-
Tips for becoming a good boxer - November 6, 2020
-
7 expert tips for making your hens night a memorable one - November 6, 2020
-
5 reasons to host your Christmas party on a cruise boat - November 6, 2020
-
What to do when you’re charged with a crime - November 6, 2020
-
Should you get one or multiple dogs? Here’s all you need to know - November 3, 2020
-
A Guide: How to Build Your Very Own Magic Mirror - February 14, 2019
-
Our Top Inspirational Baseball Stars - November 24, 2018
-
Five Tech Tools That Will Help You Turn Your Blog into a Business - November 24, 2018
-
How to Indulge on Vacation without Expanding Your Waist - November 9, 2018
-
5 Strategies for Businesses to Appeal to Today’s Increasingly Mobile-Crazed Customers - November 9, 2018
Bank of England bond buying plan back on track
Bank of England governor Mark Carney.
Advertisement
“It will be a relief to the Bank that this has been well-covered and that a decent amount of the purchases were made at levels that were slightly below where the market had been trading”, said Jason Simpson, a fixed-income strategist at Societe Generale SA in London.
The Bank of England’s (BoE) comprehensive package, especially the introduction of a £10 billion corporate bond purchases has triggered a mega surge in bond issuance from United Kingdom corporates as the companies join in to avail the benefits of lower yields.
The central bank last bought significant volumes of gilts in 2012, and now aims to buy 60 billion pounds of government debt over the next six months.

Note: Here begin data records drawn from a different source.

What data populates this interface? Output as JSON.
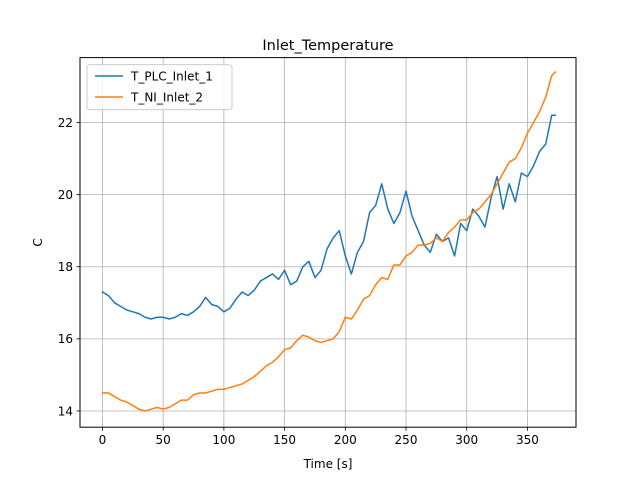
{
  "chart_data": {
    "type": "line",
    "title": "Inlet_Temperature",
    "xlabel": "Time [s]",
    "ylabel": "C",
    "xlim": [
      -18.5,
      390
    ],
    "ylim": [
      13.55,
      23.8
    ],
    "xticks": [
      0,
      50,
      100,
      150,
      200,
      250,
      300,
      350
    ],
    "yticks": [
      14,
      16,
      18,
      20,
      22
    ],
    "grid": true,
    "legend_position": "top-left",
    "series": [
      {
        "name": "T_PLC_Inlet_1",
        "color": "#1f77b4",
        "x": [
          0,
          5,
          10,
          15,
          20,
          25,
          30,
          35,
          40,
          45,
          50,
          55,
          60,
          65,
          70,
          75,
          80,
          85,
          90,
          95,
          100,
          105,
          110,
          115,
          120,
          125,
          130,
          135,
          140,
          145,
          150,
          155,
          160,
          165,
          170,
          175,
          180,
          185,
          190,
          195,
          200,
          205,
          210,
          215,
          220,
          225,
          230,
          235,
          240,
          245,
          250,
          255,
          260,
          265,
          270,
          275,
          280,
          285,
          290,
          295,
          300,
          305,
          310,
          315,
          320,
          325,
          330,
          335,
          340,
          345,
          350,
          355,
          360,
          365,
          370,
          373
        ],
        "values": [
          17.3,
          17.2,
          17.0,
          16.9,
          16.8,
          16.75,
          16.7,
          16.6,
          16.55,
          16.6,
          16.6,
          16.55,
          16.6,
          16.7,
          16.65,
          16.75,
          16.9,
          17.15,
          16.95,
          16.9,
          16.75,
          16.85,
          17.1,
          17.3,
          17.2,
          17.35,
          17.6,
          17.7,
          17.8,
          17.65,
          17.9,
          17.5,
          17.6,
          18.0,
          18.15,
          17.7,
          17.9,
          18.5,
          18.8,
          19.0,
          18.3,
          17.8,
          18.4,
          18.7,
          19.5,
          19.7,
          20.3,
          19.6,
          19.2,
          19.5,
          20.1,
          19.4,
          19.0,
          18.6,
          18.4,
          18.9,
          18.7,
          18.8,
          18.3,
          19.2,
          19.0,
          19.6,
          19.4,
          19.1,
          19.9,
          20.5,
          19.6,
          20.3,
          19.8,
          20.6,
          20.5,
          20.8,
          21.2,
          21.4,
          22.2,
          22.2
        ]
      },
      {
        "name": "T_NI_Inlet_2",
        "color": "#ff7f0e",
        "x": [
          0,
          5,
          10,
          15,
          20,
          25,
          30,
          35,
          40,
          45,
          50,
          55,
          60,
          65,
          70,
          75,
          80,
          85,
          90,
          95,
          100,
          105,
          110,
          115,
          120,
          125,
          130,
          135,
          140,
          145,
          150,
          155,
          160,
          165,
          170,
          175,
          180,
          185,
          190,
          195,
          200,
          205,
          210,
          215,
          220,
          225,
          230,
          235,
          240,
          245,
          250,
          255,
          260,
          265,
          270,
          275,
          280,
          285,
          290,
          295,
          300,
          305,
          310,
          315,
          320,
          325,
          330,
          335,
          340,
          345,
          350,
          355,
          360,
          365,
          370,
          373
        ],
        "values": [
          14.5,
          14.5,
          14.4,
          14.3,
          14.25,
          14.15,
          14.05,
          14.0,
          14.05,
          14.1,
          14.05,
          14.1,
          14.2,
          14.3,
          14.3,
          14.45,
          14.5,
          14.5,
          14.55,
          14.6,
          14.6,
          14.65,
          14.7,
          14.75,
          14.85,
          14.95,
          15.1,
          15.25,
          15.35,
          15.5,
          15.7,
          15.75,
          15.95,
          16.1,
          16.05,
          15.95,
          15.9,
          15.95,
          16.0,
          16.2,
          16.6,
          16.55,
          16.8,
          17.1,
          17.2,
          17.5,
          17.7,
          17.65,
          18.05,
          18.05,
          18.3,
          18.4,
          18.6,
          18.6,
          18.65,
          18.8,
          18.7,
          18.95,
          19.1,
          19.3,
          19.3,
          19.5,
          19.6,
          19.8,
          20.0,
          20.3,
          20.6,
          20.9,
          21.0,
          21.3,
          21.7,
          22.0,
          22.3,
          22.7,
          23.3,
          23.4
        ]
      }
    ]
  }
}
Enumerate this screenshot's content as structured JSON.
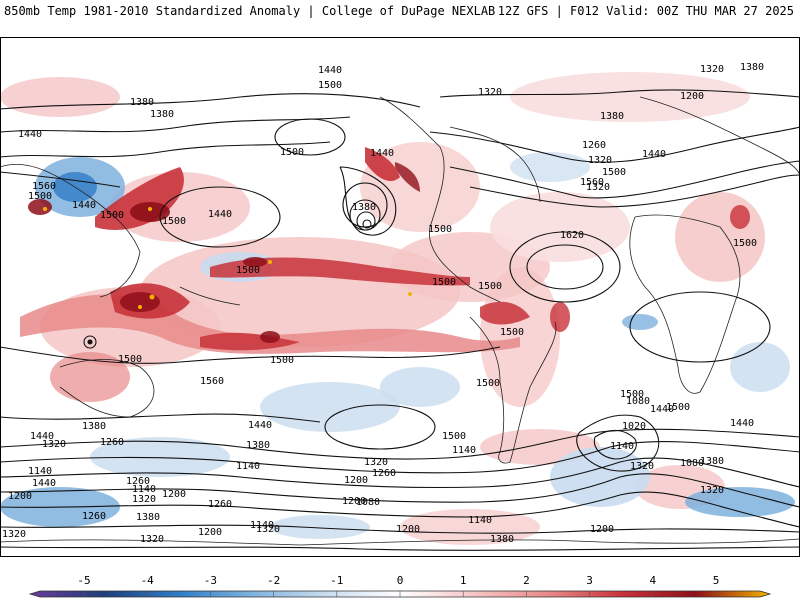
{
  "header": {
    "title": "850mb Temp 1981-2010 Standardized Anomaly | College of DuPage NEXLAB",
    "run_info": "12Z GFS | F012 Valid: 00Z THU MAR 27 2025"
  },
  "colorbar": {
    "ticks": [
      "-5",
      "-4",
      "-3",
      "-2",
      "-1",
      "0",
      "1",
      "2",
      "3",
      "4",
      "5"
    ],
    "colors": [
      "#6a3d9a",
      "#1f3f7a",
      "#2f7cc6",
      "#7fb2de",
      "#c9dcef",
      "#ffffff",
      "#f5c6c6",
      "#e88a8a",
      "#c8323a",
      "#8e0f1a",
      "#f2b400"
    ]
  },
  "map": {
    "contour_labels": [
      "1440",
      "1500",
      "1320",
      "1380",
      "1380",
      "1380",
      "1440",
      "1560",
      "1500",
      "1440",
      "1500",
      "1500",
      "1440",
      "1500",
      "1440",
      "1380",
      "1320",
      "1260",
      "1320",
      "1380",
      "1200",
      "1320",
      "1440",
      "1500",
      "1560",
      "1500",
      "1620",
      "1500",
      "1500",
      "1500",
      "1500",
      "1500",
      "1500",
      "1500",
      "1560",
      "1500",
      "1500",
      "1440",
      "1380",
      "1320",
      "1260",
      "1140",
      "1500",
      "1440",
      "1080",
      "1020",
      "1140",
      "1320",
      "1380",
      "1440",
      "1500",
      "1440",
      "1380",
      "1320",
      "1260",
      "1200",
      "1140",
      "1440",
      "1320",
      "1140",
      "1200",
      "1380",
      "1260",
      "1140",
      "1260",
      "1320",
      "1200",
      "1380",
      "1080",
      "1080",
      "1200",
      "1140",
      "1260",
      "1320",
      "1200",
      "1200",
      "1140",
      "1320",
      "1200",
      "1320"
    ]
  }
}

The “reverse auction” was oversubscribed by nearly 2.7 times, which helped restore confidence in the Bank’s plan after a £52 million shortfall last week pushed bond yields in the United Kingdom and Europe down to record lows. “Two uncovered buybacks early on would have been very unfortunate”.

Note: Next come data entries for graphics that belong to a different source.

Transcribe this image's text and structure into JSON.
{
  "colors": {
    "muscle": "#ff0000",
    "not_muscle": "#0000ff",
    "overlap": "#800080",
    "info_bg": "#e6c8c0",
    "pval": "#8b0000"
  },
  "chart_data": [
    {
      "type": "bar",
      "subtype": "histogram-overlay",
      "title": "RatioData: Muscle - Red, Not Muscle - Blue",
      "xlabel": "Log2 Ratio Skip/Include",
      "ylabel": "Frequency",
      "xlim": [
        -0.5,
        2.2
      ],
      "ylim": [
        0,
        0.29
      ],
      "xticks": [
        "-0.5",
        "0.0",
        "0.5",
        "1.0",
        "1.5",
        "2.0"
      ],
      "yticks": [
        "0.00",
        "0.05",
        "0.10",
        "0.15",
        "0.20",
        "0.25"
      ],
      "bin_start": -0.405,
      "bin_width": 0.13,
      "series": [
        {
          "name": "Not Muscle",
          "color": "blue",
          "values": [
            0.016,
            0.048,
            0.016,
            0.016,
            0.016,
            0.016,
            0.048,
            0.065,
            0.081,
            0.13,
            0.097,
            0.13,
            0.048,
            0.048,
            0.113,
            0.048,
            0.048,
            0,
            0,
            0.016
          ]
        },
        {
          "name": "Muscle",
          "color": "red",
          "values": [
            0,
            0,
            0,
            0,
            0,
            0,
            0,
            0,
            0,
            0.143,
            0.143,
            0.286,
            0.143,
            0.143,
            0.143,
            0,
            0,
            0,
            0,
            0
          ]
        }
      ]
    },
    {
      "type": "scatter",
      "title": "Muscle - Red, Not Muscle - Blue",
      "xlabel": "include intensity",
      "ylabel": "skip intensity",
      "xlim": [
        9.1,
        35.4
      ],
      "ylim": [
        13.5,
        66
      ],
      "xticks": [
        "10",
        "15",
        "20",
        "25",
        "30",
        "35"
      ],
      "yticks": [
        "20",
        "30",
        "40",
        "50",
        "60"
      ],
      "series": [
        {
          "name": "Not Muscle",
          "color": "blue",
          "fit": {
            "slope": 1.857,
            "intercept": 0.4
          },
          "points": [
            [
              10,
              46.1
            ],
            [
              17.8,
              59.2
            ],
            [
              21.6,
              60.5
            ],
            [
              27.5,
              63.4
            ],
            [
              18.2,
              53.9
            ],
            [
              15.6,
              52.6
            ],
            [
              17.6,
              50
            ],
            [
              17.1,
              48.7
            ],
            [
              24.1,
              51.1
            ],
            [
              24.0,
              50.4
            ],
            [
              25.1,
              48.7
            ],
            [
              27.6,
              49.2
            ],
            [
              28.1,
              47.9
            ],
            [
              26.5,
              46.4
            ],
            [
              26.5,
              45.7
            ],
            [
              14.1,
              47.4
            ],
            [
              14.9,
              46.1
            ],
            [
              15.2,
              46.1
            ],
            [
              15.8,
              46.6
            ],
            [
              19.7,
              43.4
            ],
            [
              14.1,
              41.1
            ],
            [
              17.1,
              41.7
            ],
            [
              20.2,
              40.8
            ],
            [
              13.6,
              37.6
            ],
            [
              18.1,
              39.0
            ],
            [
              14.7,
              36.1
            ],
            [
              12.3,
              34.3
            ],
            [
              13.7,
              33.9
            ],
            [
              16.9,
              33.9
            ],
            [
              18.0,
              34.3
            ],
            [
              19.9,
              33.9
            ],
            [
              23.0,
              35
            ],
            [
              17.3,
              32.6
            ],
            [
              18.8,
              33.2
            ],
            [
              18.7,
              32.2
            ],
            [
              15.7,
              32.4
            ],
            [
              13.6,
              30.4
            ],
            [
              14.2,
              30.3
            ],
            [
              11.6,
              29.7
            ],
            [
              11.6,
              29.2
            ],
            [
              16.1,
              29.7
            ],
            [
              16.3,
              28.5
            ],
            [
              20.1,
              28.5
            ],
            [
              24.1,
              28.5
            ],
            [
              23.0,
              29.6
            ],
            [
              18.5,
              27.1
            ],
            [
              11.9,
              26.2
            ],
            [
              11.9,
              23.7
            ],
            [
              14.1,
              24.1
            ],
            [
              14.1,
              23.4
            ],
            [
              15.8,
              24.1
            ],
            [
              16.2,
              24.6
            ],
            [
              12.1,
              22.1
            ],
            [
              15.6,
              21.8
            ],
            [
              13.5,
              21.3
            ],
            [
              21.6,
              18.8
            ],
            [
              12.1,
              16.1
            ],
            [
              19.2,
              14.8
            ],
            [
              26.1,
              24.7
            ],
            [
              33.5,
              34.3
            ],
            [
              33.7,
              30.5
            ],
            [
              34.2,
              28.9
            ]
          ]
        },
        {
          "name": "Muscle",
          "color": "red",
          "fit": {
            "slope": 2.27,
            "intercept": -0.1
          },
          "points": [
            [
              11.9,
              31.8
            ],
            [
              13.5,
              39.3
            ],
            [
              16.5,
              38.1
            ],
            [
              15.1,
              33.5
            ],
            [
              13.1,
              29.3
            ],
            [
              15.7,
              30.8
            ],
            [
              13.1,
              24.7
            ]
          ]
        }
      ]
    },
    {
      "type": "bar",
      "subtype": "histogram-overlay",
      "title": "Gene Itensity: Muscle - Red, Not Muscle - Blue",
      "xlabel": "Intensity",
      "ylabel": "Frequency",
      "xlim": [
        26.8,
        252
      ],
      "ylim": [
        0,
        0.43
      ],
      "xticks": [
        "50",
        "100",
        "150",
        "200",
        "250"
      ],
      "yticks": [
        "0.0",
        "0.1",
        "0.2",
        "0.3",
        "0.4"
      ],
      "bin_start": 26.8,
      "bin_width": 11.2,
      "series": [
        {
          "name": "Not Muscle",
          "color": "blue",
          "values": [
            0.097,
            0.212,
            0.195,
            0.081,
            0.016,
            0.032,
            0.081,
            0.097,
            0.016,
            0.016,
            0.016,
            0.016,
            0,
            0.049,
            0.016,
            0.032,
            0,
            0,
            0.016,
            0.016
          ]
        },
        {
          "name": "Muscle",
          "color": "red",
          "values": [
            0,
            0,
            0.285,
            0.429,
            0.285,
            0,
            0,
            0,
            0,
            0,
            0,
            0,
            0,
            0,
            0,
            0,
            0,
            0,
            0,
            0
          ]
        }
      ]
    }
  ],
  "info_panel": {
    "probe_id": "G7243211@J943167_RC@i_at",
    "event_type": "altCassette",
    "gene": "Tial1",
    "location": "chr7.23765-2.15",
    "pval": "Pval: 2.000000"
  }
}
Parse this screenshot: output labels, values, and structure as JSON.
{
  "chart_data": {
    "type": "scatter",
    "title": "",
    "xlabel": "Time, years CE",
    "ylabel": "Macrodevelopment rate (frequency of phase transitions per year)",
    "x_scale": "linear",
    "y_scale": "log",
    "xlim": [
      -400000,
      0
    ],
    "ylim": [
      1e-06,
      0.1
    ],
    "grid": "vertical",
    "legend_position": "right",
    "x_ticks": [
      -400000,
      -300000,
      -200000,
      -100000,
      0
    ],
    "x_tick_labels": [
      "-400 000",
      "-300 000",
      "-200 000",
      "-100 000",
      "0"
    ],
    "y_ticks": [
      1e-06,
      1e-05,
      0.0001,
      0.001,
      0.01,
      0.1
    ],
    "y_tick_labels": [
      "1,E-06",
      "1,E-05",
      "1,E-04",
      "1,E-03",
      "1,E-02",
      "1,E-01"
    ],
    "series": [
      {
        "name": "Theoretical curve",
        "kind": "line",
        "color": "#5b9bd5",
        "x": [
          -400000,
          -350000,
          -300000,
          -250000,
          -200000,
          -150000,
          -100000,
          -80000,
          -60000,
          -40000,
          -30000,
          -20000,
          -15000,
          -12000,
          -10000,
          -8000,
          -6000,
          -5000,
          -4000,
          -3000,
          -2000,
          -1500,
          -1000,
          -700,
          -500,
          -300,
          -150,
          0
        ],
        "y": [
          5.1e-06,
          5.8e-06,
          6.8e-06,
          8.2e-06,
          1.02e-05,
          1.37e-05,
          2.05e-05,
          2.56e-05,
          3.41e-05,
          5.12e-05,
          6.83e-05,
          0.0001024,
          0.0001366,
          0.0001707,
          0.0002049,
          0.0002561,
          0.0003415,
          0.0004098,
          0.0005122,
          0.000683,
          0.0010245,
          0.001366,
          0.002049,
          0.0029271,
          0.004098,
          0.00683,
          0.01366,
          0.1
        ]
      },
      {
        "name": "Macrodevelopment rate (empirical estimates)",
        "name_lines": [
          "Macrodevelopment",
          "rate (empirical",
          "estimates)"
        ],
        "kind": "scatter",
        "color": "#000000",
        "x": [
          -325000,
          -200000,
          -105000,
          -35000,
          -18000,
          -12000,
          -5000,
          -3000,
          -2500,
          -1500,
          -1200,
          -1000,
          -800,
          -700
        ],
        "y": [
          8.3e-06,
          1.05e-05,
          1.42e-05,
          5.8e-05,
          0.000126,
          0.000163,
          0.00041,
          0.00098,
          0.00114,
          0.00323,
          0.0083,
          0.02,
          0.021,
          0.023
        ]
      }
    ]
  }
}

The yield on the benchmark 30-year gilt fell to a record low of 1.18% on Thursday.
Picture the scene. It is referendum day and officials from the Bank of England and the Debt Management Office are meeting to discuss contingency plans for if the United Kingdom votes to leave the EU.

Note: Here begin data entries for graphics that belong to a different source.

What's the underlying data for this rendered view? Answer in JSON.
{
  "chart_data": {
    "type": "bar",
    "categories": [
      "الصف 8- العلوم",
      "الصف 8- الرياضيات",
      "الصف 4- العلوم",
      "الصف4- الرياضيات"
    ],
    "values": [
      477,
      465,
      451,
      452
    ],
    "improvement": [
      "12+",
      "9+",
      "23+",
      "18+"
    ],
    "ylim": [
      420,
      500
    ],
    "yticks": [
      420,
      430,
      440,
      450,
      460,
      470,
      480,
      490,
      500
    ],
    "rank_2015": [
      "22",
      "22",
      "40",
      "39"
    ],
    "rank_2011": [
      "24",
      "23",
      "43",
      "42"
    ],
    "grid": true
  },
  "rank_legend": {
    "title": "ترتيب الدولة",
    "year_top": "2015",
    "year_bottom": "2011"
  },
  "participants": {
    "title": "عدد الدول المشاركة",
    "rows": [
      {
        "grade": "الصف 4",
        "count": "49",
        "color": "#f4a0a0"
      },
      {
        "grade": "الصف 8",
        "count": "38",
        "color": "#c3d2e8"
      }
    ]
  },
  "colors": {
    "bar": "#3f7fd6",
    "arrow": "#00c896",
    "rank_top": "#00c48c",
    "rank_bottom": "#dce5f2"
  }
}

The steep drop in sterling since June’s referendum has led to a sharp increase in the cost of oil, metals and other materials used by manufacturers, leading to a 4.3 per cent rise in input prices in July, according to ONS data. The pound also rose over 1pc against the Greenback to $1.302.
Advertisement
BoE officials blamed quiet August markets for the lack of sellers in its first purchase of long-dated bonds and said they planned to make up the £50m shortfall this year.